Removing EVERY incompetent pilot would still not guarantee no crashes because we always will have humans designing, building and maintaining aircraft , and Mother Nature will continue to occasionally serve up conditions that no aircraft can survive.
That will remain the case when we go pilotless, but another potential weak link in the chain will have gone the way of the radio operator, navigator and flight engineer. Not only for the economic reasons that saw these removed from the cockpit as on-board systems improved, but because the safety case will become compelling as automation approaches perfection (not that absolute perfection is ever likely).

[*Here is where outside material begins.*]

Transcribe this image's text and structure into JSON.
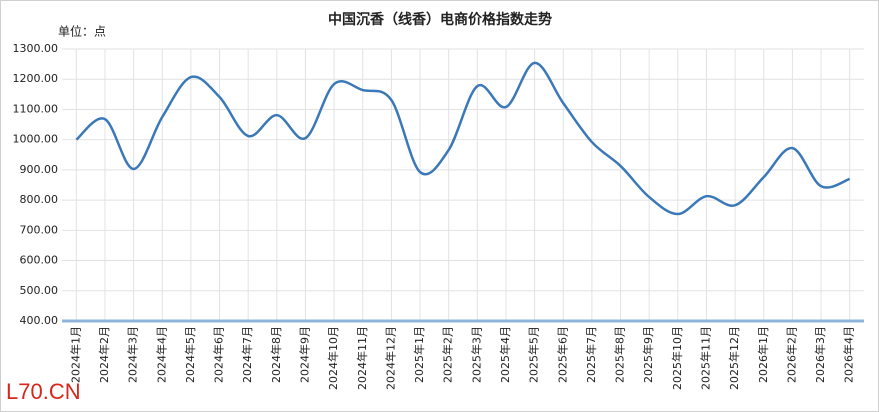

And high rise buildings will be safe from aircraft - unless the geeks get the sh!ts with the suits on the top floor and collaborate with the other geeks to modify the program so it sends one in through the window...
Generation Y may not see fully pilotless, but I believe the next will. Face it, Bloggsy - just like the masters of the last clipper ships, we may have enjoyed the most satisfying times in the history of our craft/profession. As steam did for the sailing masters, computers may have buggered it for us personally, but the industry is already safer than it has ever been.

Last edited by Mach E Avelli; 11th Feb 2014 at 20:17.